Así fue que hace unas semanas, para variar en velorio,
un amigo recordó cómo una temprana y lírica comprensión de la inutilidad de
perseguir una zanahoria que nunca apacigua el hambre, nos alejaba de la norma
social en busca de experiencias mundanas. Bueno, mi amigo lo expresó en
palabras más llanas, dijo algo así como que todo nos valía madre.

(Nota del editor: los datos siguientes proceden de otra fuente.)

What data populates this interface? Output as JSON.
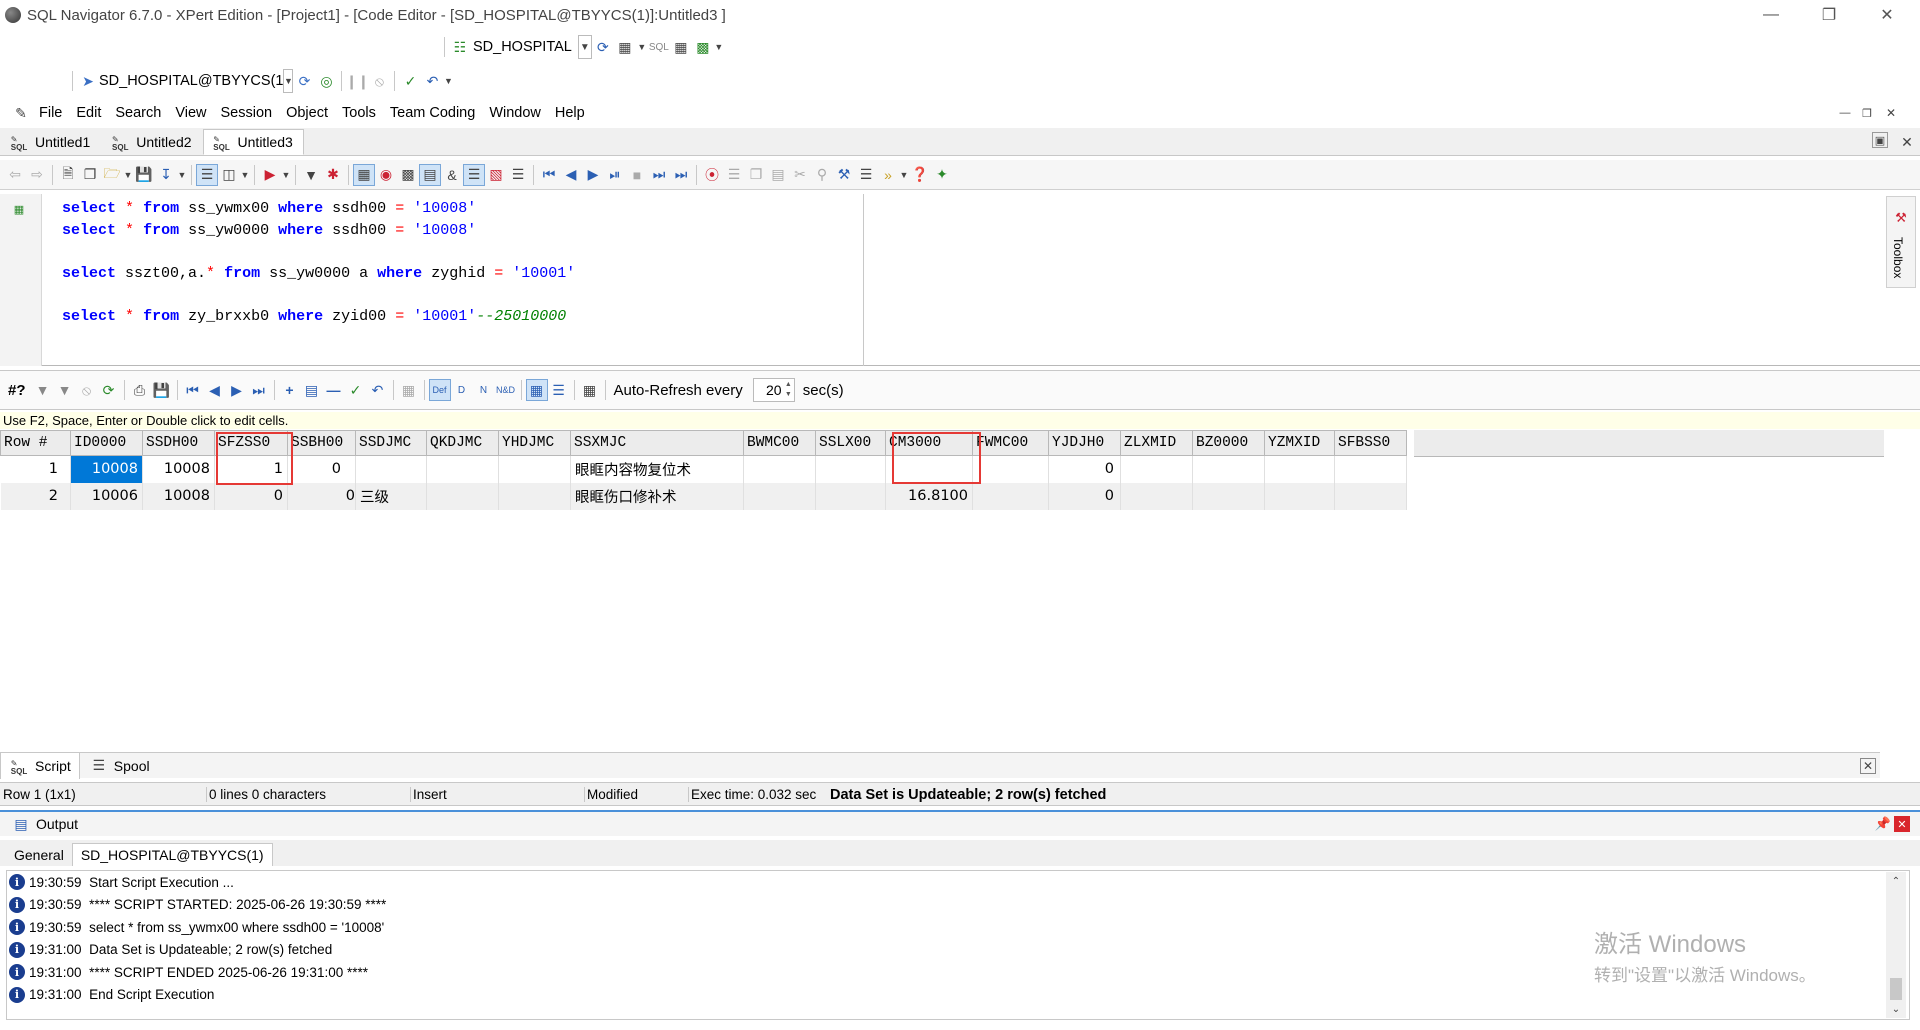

Reflexionamos entonces que desde la comodidad de solo
tener que sacar adelante los estudios, pero también desde la independencia que
teníamos al provenir de familias típicas del siglo veintiuno viviendo en el
siglo veinte (ambos padres trabajando), nos era sencillo encontrar tiempo y
lugares para idear estupideces. Una, quizá la más divertida de todas, fue La prueba
de los boleros. No, no se trataba de cantar o componer cosas bonitas, nada que
ver con Armando Manzanero y esos autores.
En esos bíblicos tiempos, el cauce y riberas
respetadas del arroyo de “Los Ojitos” eran más amplios a lo que son hoy. Y ahí,
colgando estratégicamente de las ramas de sauces, álamos y olmos, teníamos unas
cuerdas de cáñamo que nos permitían hacer piruetas al estilo Tarzán para cruzar
de un lado al otro el arroyo, en eso consistía “la prueba”. Algo curioso en lo
que no reparamos al inaugurar dicha iniciación y que después resultó evidente,
fue que, independientemente del clima y estación del año, el arroyo siempre
llevaba agua: era un drenaje al aire libre. Literalmente, debíamos volar sobre
la mierda. En aras de salvar la dignidad de mis amigos, tampoco voy a exagerar
tanto, por eso diré que éramos entendidos del proceso de filtración en el agua
rodada, y nuestro sitio estaba en el norte de Saltillo, es decir, en zona de
baja densidad poblacional.
El asunto es que pasamos largas horas de nuestra niñez
aferrados a una liana para cruzar de un lado a otro sobre un arroyo de aguas
negras, con el punto máximo de diversión viendo caer a alguien dentro del
cauce… y en honor a la verdad, tarde o temprano todos terminábamos metidos en
el arroyo, chapoteando entre residuos de una esencia saltillense.
En ese período de la vida de pureza colectiva, solo
éramos un grupo de niños limpios, sin miedo a ensuciarnos mucho. Al despedirme
en ese velorio, alguno de los amigos me dijo que, para él, fue algo muy positivo
ensuciarse así de niño, para no hacerlo de adulto.